Array comparative genomic hybridization of 52 subjects with a Smith-Magenis-like phenotype: identification of dosage-sensitive loci also associated with schizophrenia, autism, and developmental delay

Stephen R Williams ¹, Santhosh Girirajan ¹, David Tegay ², Norma J Nowak ³, Eli Hatchwell ⁴ and Sarah H Elsea ^1*

¹ Virginia Commonwealth University, United States
² New York College of Osteopathic Medicine, United States
³ Roswell Park Cancer Institute, United States
⁴ State University of New York Stony Brook, United States

^* To whom correspondence should be addressed. E-mail: selsea{at}vcu.edu.

Accepted 6 August 2009

Abstract

Smith-Magenis syndrome (SMS) is caused by del(17)p11.2, including the retinoic acid induced 1 gene (RAI1), or mutation of RAI1. Haploinsufficiency of RAI1 results in developmental delay, mental retardation, sleep disturbance, self-abusive behaviors, and most features commonly seen in SMS. Fifty-two subjects were referred for molecular analysis of RAI1 due to the presence of an SMS-like phenotype in each case. For this cohort, deletion and mutation analyses of RAI1 were negative; thus, the clinical diagnosis of SMS could not be confirmed and suggested that at least one other locus was responsible for the phenotype(s) observed. Here, we present whole-genome array comparative genomic hybridization and detailed phenotypic data of these 52 subjects. Specifically, this SMS-like cohort exhibits developmental delays, sleep disturbance, self-abusive behaviors, motor dysfunction, and hyperactivity of the same type and prevalence as that of SMS. From this study, we have discovered at least 5 new loci that likely contribute to the SMS-like phenotype, including CNVs that were found in more than one subject.

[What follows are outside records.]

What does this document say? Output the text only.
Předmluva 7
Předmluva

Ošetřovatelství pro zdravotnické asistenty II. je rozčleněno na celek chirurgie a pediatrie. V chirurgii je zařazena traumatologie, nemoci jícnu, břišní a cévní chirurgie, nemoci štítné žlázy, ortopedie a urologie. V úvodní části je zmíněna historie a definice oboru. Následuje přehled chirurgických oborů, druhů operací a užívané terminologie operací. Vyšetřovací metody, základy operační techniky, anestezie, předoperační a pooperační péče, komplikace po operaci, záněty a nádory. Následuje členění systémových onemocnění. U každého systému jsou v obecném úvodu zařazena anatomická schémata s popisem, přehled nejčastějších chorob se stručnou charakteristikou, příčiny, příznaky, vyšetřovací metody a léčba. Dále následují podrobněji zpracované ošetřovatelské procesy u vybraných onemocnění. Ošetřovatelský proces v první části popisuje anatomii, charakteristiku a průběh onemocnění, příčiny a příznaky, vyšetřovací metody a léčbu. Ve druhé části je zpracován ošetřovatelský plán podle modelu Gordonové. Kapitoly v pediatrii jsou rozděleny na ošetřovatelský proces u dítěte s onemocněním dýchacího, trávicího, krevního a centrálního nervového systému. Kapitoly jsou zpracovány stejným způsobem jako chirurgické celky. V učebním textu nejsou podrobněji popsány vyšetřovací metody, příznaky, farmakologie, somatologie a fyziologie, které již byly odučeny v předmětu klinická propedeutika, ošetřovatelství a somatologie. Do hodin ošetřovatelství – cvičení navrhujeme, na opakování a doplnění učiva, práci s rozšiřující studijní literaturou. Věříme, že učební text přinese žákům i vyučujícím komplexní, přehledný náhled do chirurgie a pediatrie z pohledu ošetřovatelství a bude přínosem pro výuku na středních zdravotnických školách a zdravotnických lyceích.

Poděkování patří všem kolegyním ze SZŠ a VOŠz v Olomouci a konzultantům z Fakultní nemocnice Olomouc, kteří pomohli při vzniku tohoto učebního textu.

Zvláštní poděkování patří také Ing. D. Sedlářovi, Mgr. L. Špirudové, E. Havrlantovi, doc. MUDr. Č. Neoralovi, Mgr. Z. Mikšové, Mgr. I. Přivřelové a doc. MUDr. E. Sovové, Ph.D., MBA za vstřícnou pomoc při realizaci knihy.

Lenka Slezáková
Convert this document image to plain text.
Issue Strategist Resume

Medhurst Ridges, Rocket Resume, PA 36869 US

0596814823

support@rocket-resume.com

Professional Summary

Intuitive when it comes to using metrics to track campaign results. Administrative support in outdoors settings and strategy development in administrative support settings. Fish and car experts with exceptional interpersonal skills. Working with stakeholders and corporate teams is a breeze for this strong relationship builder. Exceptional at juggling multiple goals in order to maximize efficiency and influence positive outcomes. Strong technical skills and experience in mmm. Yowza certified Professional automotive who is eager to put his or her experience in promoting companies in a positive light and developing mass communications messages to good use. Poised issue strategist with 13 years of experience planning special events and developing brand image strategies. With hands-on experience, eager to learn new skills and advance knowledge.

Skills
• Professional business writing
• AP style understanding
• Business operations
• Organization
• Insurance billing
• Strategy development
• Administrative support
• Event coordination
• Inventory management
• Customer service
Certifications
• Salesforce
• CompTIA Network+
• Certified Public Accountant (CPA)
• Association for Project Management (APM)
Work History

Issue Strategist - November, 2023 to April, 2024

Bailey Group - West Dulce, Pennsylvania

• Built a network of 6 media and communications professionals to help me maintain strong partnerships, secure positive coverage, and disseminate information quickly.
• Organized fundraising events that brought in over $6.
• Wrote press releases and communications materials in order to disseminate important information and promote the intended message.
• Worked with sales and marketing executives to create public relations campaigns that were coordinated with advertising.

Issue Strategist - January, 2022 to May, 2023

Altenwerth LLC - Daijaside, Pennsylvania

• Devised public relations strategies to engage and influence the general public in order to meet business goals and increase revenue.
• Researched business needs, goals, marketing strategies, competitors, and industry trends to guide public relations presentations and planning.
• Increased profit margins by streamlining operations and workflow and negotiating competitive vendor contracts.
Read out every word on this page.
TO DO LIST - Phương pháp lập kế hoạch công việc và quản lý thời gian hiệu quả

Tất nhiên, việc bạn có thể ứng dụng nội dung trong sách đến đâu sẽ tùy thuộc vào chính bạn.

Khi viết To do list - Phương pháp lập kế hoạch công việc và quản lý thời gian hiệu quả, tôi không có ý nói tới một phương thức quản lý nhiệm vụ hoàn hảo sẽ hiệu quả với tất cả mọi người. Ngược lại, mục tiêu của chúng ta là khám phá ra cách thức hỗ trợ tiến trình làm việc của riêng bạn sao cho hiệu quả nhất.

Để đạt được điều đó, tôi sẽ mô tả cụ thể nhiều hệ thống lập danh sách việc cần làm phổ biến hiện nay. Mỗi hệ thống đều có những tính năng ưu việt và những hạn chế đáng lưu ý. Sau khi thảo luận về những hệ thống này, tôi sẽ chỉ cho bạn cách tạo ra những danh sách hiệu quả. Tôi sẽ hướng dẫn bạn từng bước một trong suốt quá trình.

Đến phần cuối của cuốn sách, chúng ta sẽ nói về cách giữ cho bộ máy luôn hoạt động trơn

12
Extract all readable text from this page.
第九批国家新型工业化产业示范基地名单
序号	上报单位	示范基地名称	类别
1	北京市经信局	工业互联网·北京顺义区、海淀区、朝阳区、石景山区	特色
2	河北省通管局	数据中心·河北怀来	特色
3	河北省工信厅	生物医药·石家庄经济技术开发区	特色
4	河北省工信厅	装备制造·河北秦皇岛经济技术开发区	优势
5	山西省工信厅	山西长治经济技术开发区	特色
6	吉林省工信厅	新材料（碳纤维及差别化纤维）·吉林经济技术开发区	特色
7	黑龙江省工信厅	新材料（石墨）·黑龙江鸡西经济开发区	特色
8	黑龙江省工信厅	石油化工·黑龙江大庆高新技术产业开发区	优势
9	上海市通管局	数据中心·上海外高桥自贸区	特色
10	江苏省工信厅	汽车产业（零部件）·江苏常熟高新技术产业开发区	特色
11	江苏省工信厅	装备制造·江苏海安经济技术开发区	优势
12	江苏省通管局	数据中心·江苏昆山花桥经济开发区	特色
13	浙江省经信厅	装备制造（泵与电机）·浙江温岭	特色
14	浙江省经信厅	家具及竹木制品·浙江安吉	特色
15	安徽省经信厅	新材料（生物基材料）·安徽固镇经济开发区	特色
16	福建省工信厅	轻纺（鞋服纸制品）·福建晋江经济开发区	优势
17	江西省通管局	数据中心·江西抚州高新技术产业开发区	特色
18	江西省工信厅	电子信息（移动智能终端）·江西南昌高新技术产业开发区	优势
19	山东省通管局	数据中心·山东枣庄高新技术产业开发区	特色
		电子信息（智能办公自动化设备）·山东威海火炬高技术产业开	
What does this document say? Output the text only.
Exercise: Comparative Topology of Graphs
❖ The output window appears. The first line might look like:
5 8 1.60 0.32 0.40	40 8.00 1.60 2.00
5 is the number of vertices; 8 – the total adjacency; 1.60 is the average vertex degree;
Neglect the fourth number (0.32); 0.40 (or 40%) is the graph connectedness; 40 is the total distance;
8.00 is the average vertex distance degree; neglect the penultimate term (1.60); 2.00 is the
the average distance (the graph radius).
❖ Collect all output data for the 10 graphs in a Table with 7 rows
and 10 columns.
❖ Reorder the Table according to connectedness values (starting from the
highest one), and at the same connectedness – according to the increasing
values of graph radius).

Genes in these regions function in development, neurological integrity, and morphology, all of which are affected in SMS. In addition, as a result of the phenotypic overlap between SMS and the SMS-like cases, these data may provide some insight into the function of RAI1, including the pathways in which it may be involved and the genes it may regulate. These data will improve diagnosis, understanding, and potentially treatment of these complex behavior and mental retardation syndromes.